Un vero e proprio mercato nero della patente di guida prospera indisturbato sui principali social network italiani. Chiunque abbia intenzione di ottenere la tanto agognata abilitazione alla guida senza affrontare l'esame teorico e pratico trova facilmente ciò che cerca: basta digitare poche parole chiave su Instagram o TikTok per trovarsi di fronte a decine di profili che pubblicizzano il servizio illegale. Dai social si viene reindirizzati verso canali Telegram o conversazioni private su WhatsApp, dove gli organizzatori della frode operano con una certa tranquillità.

La ricerca si rivela sorprendentemente semplice anche direttamente sulla piattaforma di messaggistica Telegram, dove esistono gruppi dedicati facilmente raggiungibili. Il prezzo richiesto è tutt'altro che proibitivo: circa 850 euro permetterebbero ai clienti di saltare completamente l'iter tradizionale di esame. Questo costo contenuto rende il servizio particolarmente appetibile per molti, spiegando il diffuso ricorso a queste pratiche illegittime da parte di chi desidera conseguire la patente senza impegno.

Il fenomeno rappresenta un vero allarme per la sicurezza stradale e l'ordine pubblico. La circolazione di patenti false significa che sulla strada circolano conducenti senza le competenze minime necessarie, rappresentando un rischio concreto per se stessi e per gli altri utenti della strada. Le autorità competenti si trovano di fronte a una sfida considerevole nel contrastare questa criminalità, che sfrutta la capillarità dei social media e la difficoltà di tracciare le transazioni attraverso i canali di messaggistica criptati.

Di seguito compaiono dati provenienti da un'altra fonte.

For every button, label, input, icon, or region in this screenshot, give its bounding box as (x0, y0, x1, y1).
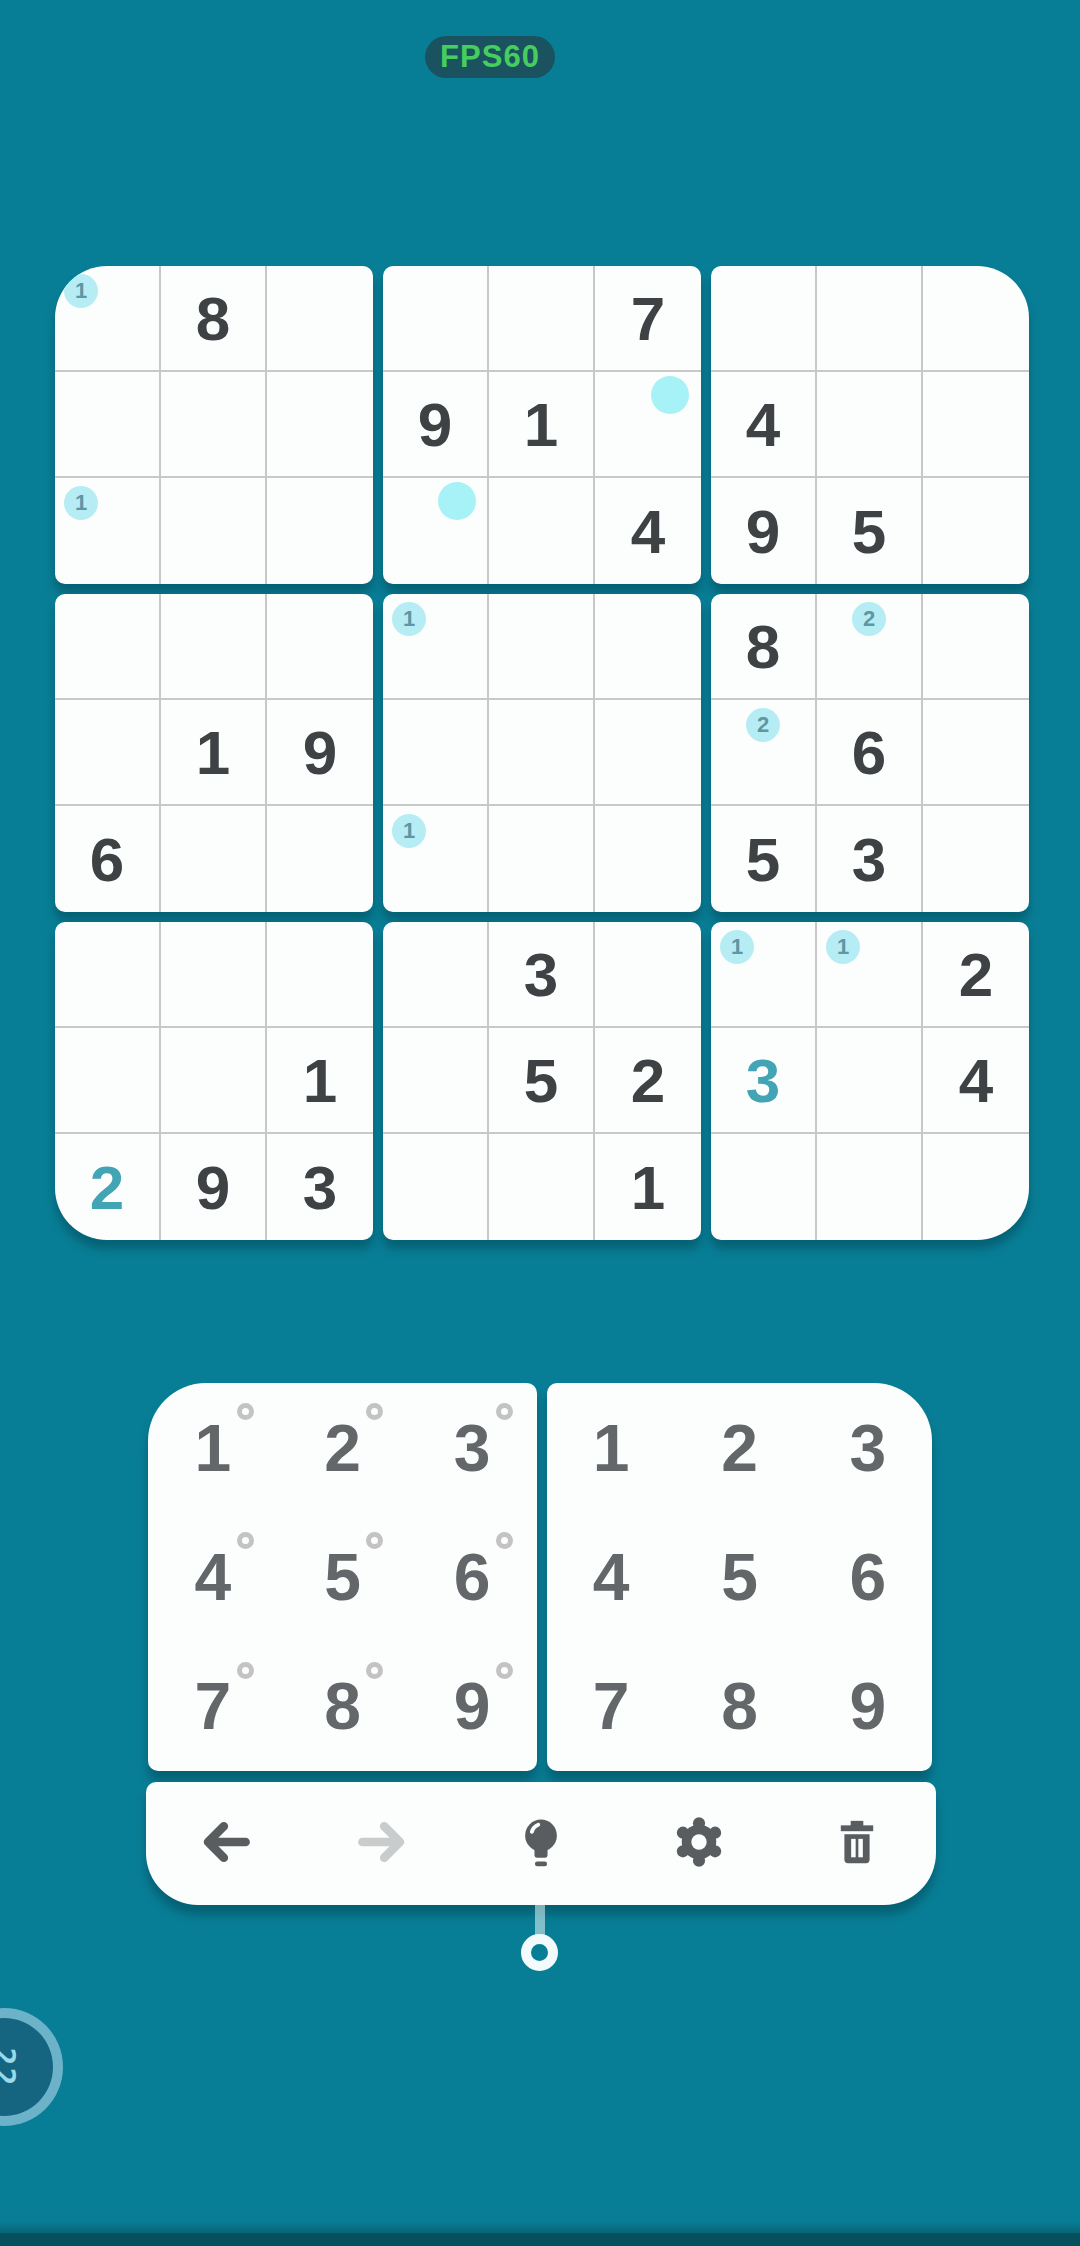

Questa inchiesta si aggiunge a una serie di scandali che hanno colpito il sistema di rilascio delle patenti italiane negli ultimi tempi, incluso il caso dell'esame fraudolento sostenuto da un ex portiere di Serie B, dove vennero documentate anche tangenti contate in bagno. Il quadro che emerge è quello di un settore vulnerabile, dove corruzione e illegalità trovano terreno fertile, mettendo in discussione l'affidabilità e l'integrità dell'intero processo di certificazione della competenza alla guida.